An exemplary automated vehicle logistics system 100 is schematically shown in FIG. 1. The system is implemented within the confines of a parking lot 111. The parking lot 111 may be inaccessible to the public. The perimeter of the parking lot 111 may be protected by a physical barrier 110, e.g. a fence or a wall, to prevent public access. Typically, the term “on-road” refers to publicly accessible roadways (including parking areas and private campuses that permit public access) that collectively serve users of vehicles of all classes and driving automation levels (including no driving automation), as well as motorcyclists, pedal cyclists, and pedestrian. The parking lot 111 may thus be considered “off-road”, since public access may be explicitly denied.

Within the automated vehicle logistics system, vehicles 101-107 move, without a driver present, self-propelled from an origin 120 to one or more destinations 144, 145. The vehicles 101-107 are self-propelled road and off-road vehicles suitable for the transportation of passengers and/or property. The vehicle propulsion is provided by an engine or a motor, usually by an internal combustion engine, by an electric motor, or by some combination of the two, such as found in hybrid electric vehicles and plug-in hybrids. In this paper, the terms engine and motor will be used interchangeably to refer to a propulsion mechanism.

The vehicles 101-107 may be equipped with automated driving systems. For example, the vehicles 101-107 may be equipped with a driver assistance system such as a lane-keeping or an emergency braking system. The vehicles 101-107 may also be equipped with automated driving systems that allow partial, conditional, high or full driving automation. However, the vehicles 101-107 need not be equipped with any driving automation system for on-road use.

The vehicles 101-107 are preferably of a “drive-by-wire” type and equipped with actuators that allow self-propelled longitudinal and lateral motion. In particular, the vehicles 101-107 may be equipped with a power steering system which includes an actuator that can directly or indirectly turn the vehicle's steering wheel without a driver input. Similarly, the vehicles 101-107 may be equipped with actuators that allow accelerating the vehicle without the need for a human driver to press an accelerator pedal and provide decelerating the vehicle without pressing a brake pedal. Vehicles 101-107 may have a transmission. If so, the vehicles will also provide an actuator that allows operating the transmission without an operator moving a shift-lever. In essence, the vehicles 101-107 are able to move from an origin to a destination along a path without a human driver being present to manipulate control inputs.
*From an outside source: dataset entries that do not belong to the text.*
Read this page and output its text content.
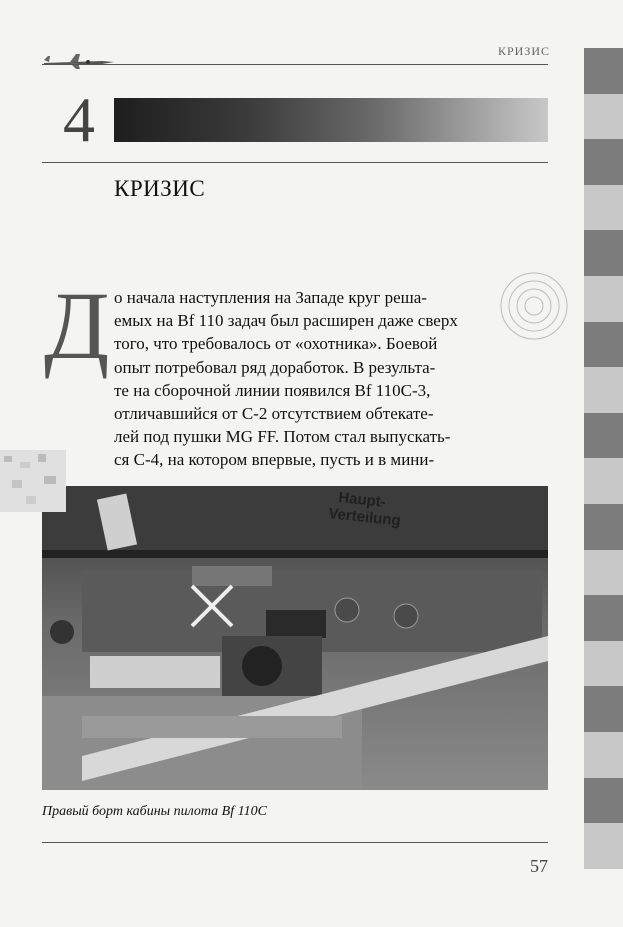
КРИЗИС
4
КРИЗИС
Д о начала наступления на Западе круг реша-
емых на Bf 110 задач был расширен даже сверх
того, что требовалось от «охотника». Боевой
опыт потребовал ряд доработок. В результа-
те на сборочной линии появился Bf 110C-3,
отличавшийся от С-2 отсутствием обтекате-
лей под пушки MG FF. Потом стал выпускать-
ся С-4, на котором впервые, пусть и в мини-

Haupt-
Verteilung

Правый борт кабины пилота Bf 110C

57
Many modern motor vehicles use drive-by-wire actuators, even if the vehicle has no driving automation system or limited driving automation that does not allow the vehicle to operate on-road without the presence of a human driver. The automated vehicle logistics system 100 is intended to be used with vehicles 101-107 that have drive-by-wire systems for longitudinal and lateral motion, but which may not have the necessary sensors and/or processing resources to operate on-road without a human driver being in control.

The automated vehicle logistics system 100 may be used in various applications. The system may, for example, be used to automate the movement of newly manufactured vehicles within a vehicle assembly plant. In that scenario, the origin 120 of a vehicle 101 may be the end of a manufacturing line or a dedicated drop-off location near the end of a manufacturing line. The destination 144, 145 may be a pick-up location within the perimeter of the vehicle assembly plant. The destination 144, 145 may, for example, be a loading ramp or pick-up location from which the vehicles 106, 107 are manually driving onto a railcar or onto a truck for further long distance transportation. The destination 144, 145 may also be a railcar or the bed of a truck itself.

Newly manufactured vehicles may be temporarily parked in lanes 140-143 according to their final destination while awaiting further transport. For example, a first set of vehicles 102 waiting to be loaded onto a first train to a first destination may be parked in a first parking lane 140. At the same time, a second set of vehicles 103 is parked in a second lane 141 waiting to be loaded onto a truck to a second destination. The parking lanes 140-143 may act as first-in, first-out (FIFO) buffers. That is, the first vehicle driven into a lane 140-143 is also the first vehicle to be extracted from the respective lane 140-143.

The parking lot 111 may be marked with visible markings 150-154. The markings may include taxiway centerline markings 150 which indicate a visible path for the vehicles 101-107 to follow. The centerline markings 150 may include holding position markings 154 which indicate designated locations at which a vehicle may need to stop. The taxiway centerline markings may include merge segments 152 where two or more centerlines merge and split segments 153 where a centerline splits into two or more centerlines. The visible markings may also include lane boundary markings 151. The taxiway centerline markings may be drawn in a color, e.g. in red or blue, which is not commonly used in other lane markings. The unique color may aid the visual detection of the centerline markings within an image processing system.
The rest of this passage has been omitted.